Stupid rumors will always be stupid. If it's a QS/ES running R20, show me a screenshot of it running R20.
That said, for once, I am a little worried about the power draw. 200W+ was never an issue for CML because of thicker IHS/die thinning/just a very good thermal design. 5GHz all-core on a midrange U12S isn't far fetched at all. RKL took a step backwards in a number of ways, so it ran like an inferno.
But Alder Lake is on 10ESF, and will mark the first time that Intel experiences N7FF-esque thermal/power density on the desktop.
Under an air cooler and at stock power limits, a 7nm 5900X/5950X runs hottest with high single core (actually 2-core) boost where it scales to 4.9-5.0GHz @ 1.4V+ and 15-20W power per-core - not during MT. However, once you get to about 180-200W power draw, MT temps begin to overtake ST temps as the freq, volts and power per-core comes up.

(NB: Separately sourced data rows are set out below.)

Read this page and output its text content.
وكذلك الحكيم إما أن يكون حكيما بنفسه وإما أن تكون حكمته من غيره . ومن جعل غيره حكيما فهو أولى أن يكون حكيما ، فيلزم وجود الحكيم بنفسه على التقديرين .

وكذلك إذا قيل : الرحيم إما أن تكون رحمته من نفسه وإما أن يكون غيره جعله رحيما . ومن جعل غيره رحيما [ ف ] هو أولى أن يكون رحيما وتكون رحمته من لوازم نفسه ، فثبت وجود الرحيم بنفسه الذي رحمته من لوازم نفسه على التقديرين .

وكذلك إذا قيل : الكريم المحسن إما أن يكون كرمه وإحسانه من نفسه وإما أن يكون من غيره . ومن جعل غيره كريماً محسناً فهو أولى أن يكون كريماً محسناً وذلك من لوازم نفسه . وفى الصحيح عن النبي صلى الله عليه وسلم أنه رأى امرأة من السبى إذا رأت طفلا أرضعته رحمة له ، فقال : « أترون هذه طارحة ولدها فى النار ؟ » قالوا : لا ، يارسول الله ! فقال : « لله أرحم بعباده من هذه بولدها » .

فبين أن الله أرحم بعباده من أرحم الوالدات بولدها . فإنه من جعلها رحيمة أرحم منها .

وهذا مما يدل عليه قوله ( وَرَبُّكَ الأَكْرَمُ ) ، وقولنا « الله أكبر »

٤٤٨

So more than anything, it's still the thermal density as Zen 3 cores only begin spiking/acting erratically on temps when power per-core exceeds about 13W. Same deal with the 5800X, only reason the 5900X/5950X avoid that fate is by keeping per-core power down in MT (below 10W at stock), whereas 5800X is somewhere around 14W per core, above the 13W threshold.
Will be interesting to see how Intel tackles this problem, since most of the power should be going to the Golden Cove cores, of which there are only 8 to share the power budget. Being monolithic is a boon, but it changes little at 7nm/ESF density.